You cannot negotiate effectively if you don't understand the ManCo's economics. If the firm is 2 & 20 (2% management fee, 20% carry), the management fee pays your salary, and the carry pays your wealth. If the firm is small, they may be ‘cash poor’ on management fees.
If a firm balks at a $500k base, propose a $400k base with a guaranteed, leverage-free Co-Invest allocation. Access to the deal flow with no management fee is often worth more than the $100k gross salary difference over 5 years. This signals you are aligned with the exit.
If your role specifically involves removing founder dependency to prepare assets for sale, you are directly de-risking the exit multiple. We are seeing Operating Partners successfully negotiate Transaction Bonuses—fixed payouts (e.g., $250k) triggered upon a successful exit above a certain IRR hurdle, independent of the carry pool.
The biggest risk to an Operating Partner's career is the "attribution gap." When a deal goes well, the Deal Partner claims they bought it right.

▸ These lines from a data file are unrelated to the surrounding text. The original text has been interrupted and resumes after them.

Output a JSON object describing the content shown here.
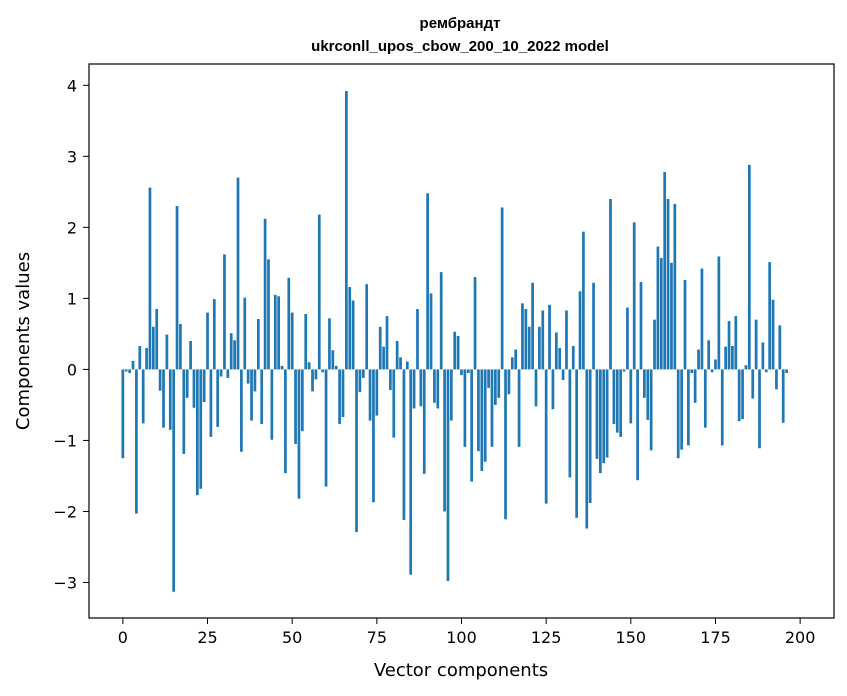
{
  "chart_data": {
    "type": "bar",
    "title": "рембрандт",
    "subtitle": "ukrconll_upos_cbow_200_10_2022 model",
    "xlabel": "Vector components",
    "ylabel": "Components values",
    "xlim": [
      -10,
      210
    ],
    "ylim": [
      -3.5,
      4.3
    ],
    "xticks": [
      0,
      25,
      50,
      75,
      100,
      125,
      150,
      175,
      200
    ],
    "yticks": [
      -3,
      -2,
      -1,
      0,
      1,
      2,
      3,
      4
    ],
    "grid": false,
    "bar_color": "#1f77b4",
    "values": [
      -1.25,
      -0.03,
      -0.05,
      0.12,
      -2.03,
      0.33,
      -0.76,
      0.3,
      2.56,
      0.6,
      0.85,
      -0.3,
      -0.82,
      0.49,
      -0.85,
      -3.13,
      2.3,
      0.64,
      -1.19,
      -0.4,
      0.4,
      -0.54,
      -1.77,
      -1.68,
      -0.46,
      0.8,
      -0.95,
      0.99,
      -0.81,
      -0.1,
      1.62,
      -0.12,
      0.51,
      0.41,
      2.7,
      -1.16,
      1.01,
      -0.2,
      -0.72,
      -0.31,
      0.71,
      -0.77,
      2.12,
      1.55,
      -0.99,
      1.05,
      1.03,
      0.05,
      -1.46,
      1.29,
      0.8,
      -1.05,
      -1.82,
      -0.87,
      0.78,
      0.1,
      -0.31,
      -0.14,
      2.18,
      -0.04,
      -1.65,
      0.72,
      0.27,
      0.05,
      -0.77,
      -0.67,
      3.92,
      1.16,
      0.97,
      -2.29,
      -0.32,
      -0.12,
      1.2,
      -0.72,
      -1.87,
      -0.65,
      0.6,
      0.32,
      0.75,
      -0.29,
      -0.96,
      0.4,
      0.17,
      -2.12,
      0.11,
      -2.89,
      -0.55,
      0.85,
      -0.52,
      -1.47,
      2.48,
      1.07,
      -0.47,
      -0.55,
      1.37,
      -2.0,
      -2.98,
      -0.72,
      0.53,
      0.47,
      -0.08,
      -1.09,
      -0.05,
      -1.58,
      1.3,
      -1.15,
      -1.43,
      -1.3,
      -0.26,
      -1.09,
      -0.5,
      -0.4,
      2.28,
      -2.11,
      -0.35,
      0.17,
      0.28,
      -1.09,
      0.93,
      0.85,
      0.6,
      1.22,
      -0.52,
      0.6,
      0.83,
      -1.89,
      0.91,
      -0.56,
      0.52,
      0.3,
      -0.15,
      0.83,
      -1.52,
      0.33,
      -2.09,
      1.1,
      1.94,
      -2.24,
      -1.88,
      1.22,
      -1.26,
      -1.46,
      -1.32,
      -1.24,
      2.4,
      -0.77,
      -0.89,
      -0.95,
      -0.03,
      0.87,
      -0.76,
      2.07,
      -1.56,
      1.23,
      -0.4,
      -0.71,
      -1.14,
      0.7,
      1.73,
      1.57,
      2.78,
      2.4,
      1.5,
      2.33,
      -1.25,
      -1.13,
      1.26,
      -1.07,
      -0.05,
      -0.47,
      0.28,
      1.42,
      -0.82,
      0.41,
      -0.04,
      0.14,
      1.59,
      -1.07,
      0.32,
      0.68,
      0.33,
      0.75,
      -0.73,
      -0.7,
      0.06,
      2.88,
      -0.41,
      0.7,
      -1.11,
      0.38,
      -0.04,
      1.51,
      0.98,
      -0.28,
      0.62,
      -0.75,
      -0.05
    ]
  }
}
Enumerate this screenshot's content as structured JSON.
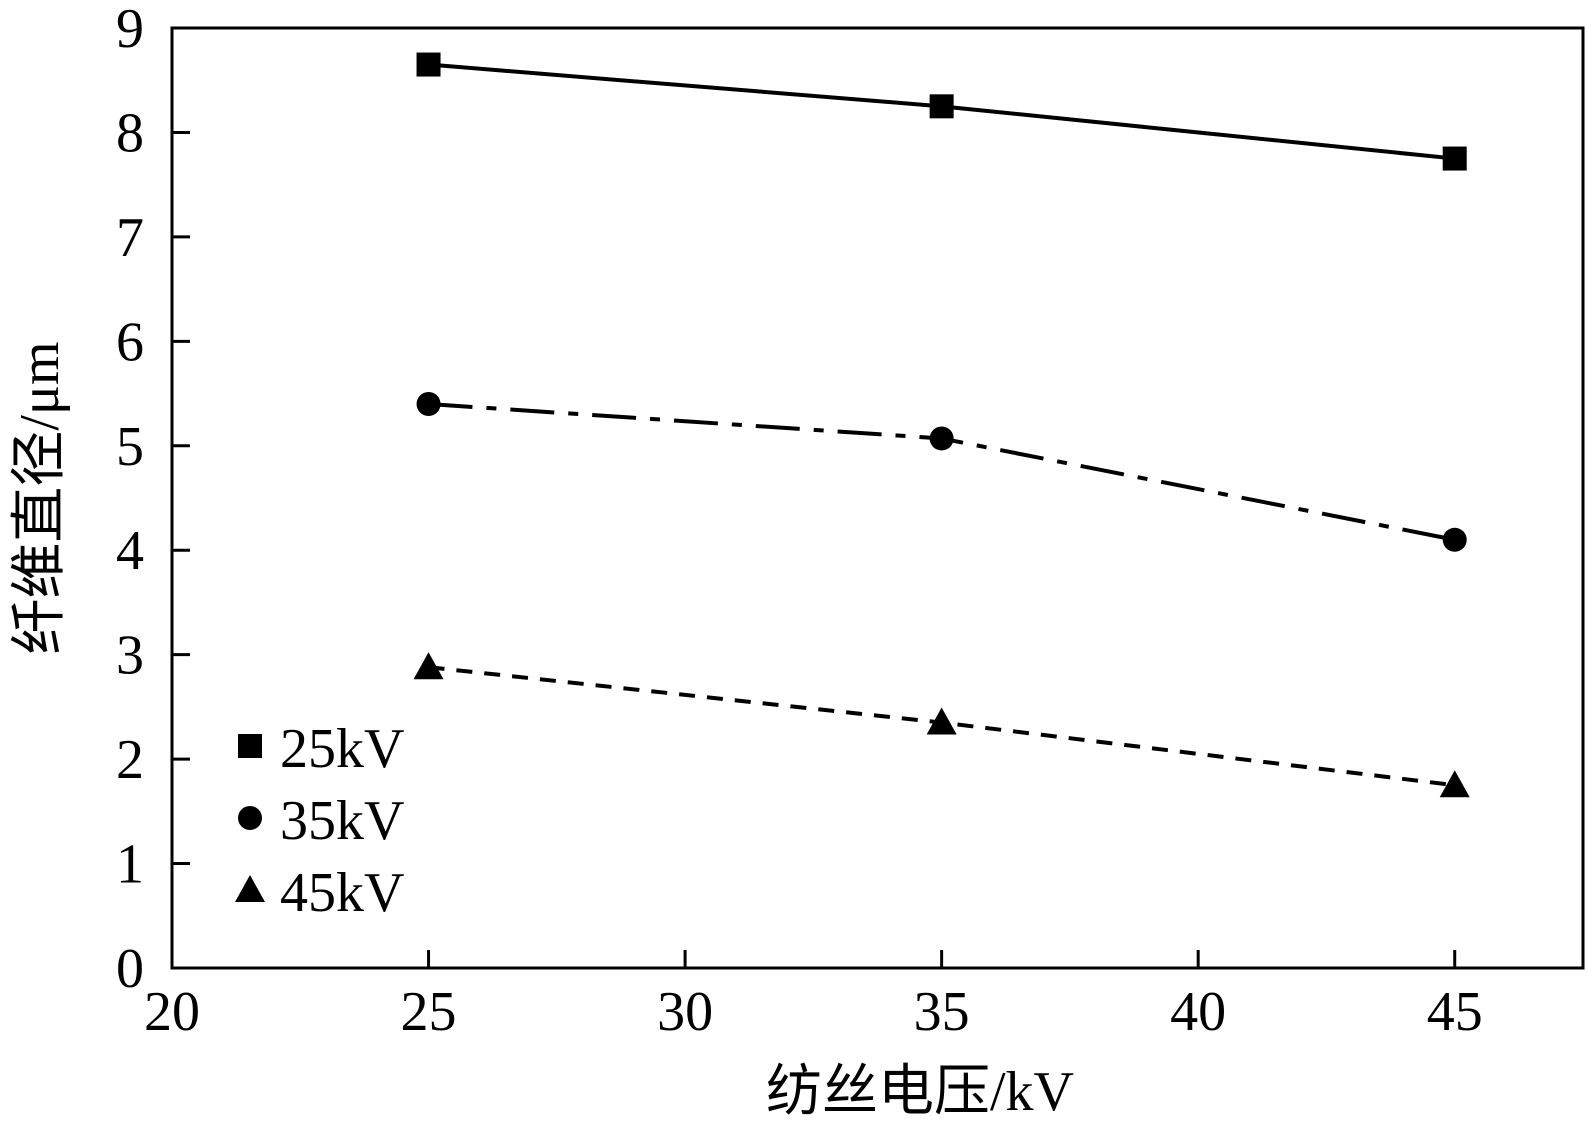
{
  "chart_data": {
    "type": "line",
    "xlabel": "纺丝电压/kV",
    "ylabel": "纤维直径/μm",
    "xlim": [
      20,
      47.5
    ],
    "ylim": [
      0,
      9
    ],
    "xticks": [
      20,
      25,
      30,
      35,
      40,
      45
    ],
    "yticks": [
      0,
      1,
      2,
      3,
      4,
      5,
      6,
      7,
      8,
      9
    ],
    "grid": false,
    "legend_position": "bottom-left",
    "series": [
      {
        "name": "25kV",
        "marker": "square",
        "line_style": "solid",
        "x": [
          25,
          35,
          45
        ],
        "y": [
          8.65,
          8.25,
          7.75
        ]
      },
      {
        "name": "35kV",
        "marker": "circle",
        "line_style": "dash-dot",
        "x": [
          25,
          35,
          45
        ],
        "y": [
          5.4,
          5.07,
          4.1
        ]
      },
      {
        "name": "45kV",
        "marker": "triangle",
        "line_style": "dashed",
        "x": [
          25,
          35,
          45
        ],
        "y": [
          2.88,
          2.35,
          1.75
        ]
      }
    ]
  }
}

When it goes poorly, they claim operations failed. Ensure your employment agreement defines Key Performance Indicators (KPIs) for your bonus that are within your control: EBITDA margin expansion, retention rates, or successful key hires, rather than just vague "firm performance."
Your compensation should be a reflection of the multiple expansion you drive. If you are essentially a glorified project manager, expect the $300k base and zero carry. If you are the architect of a turnaround who speaks fluent EBITDA and fluent DevOps, you are an Asset Class of one. Demand the 300 bps.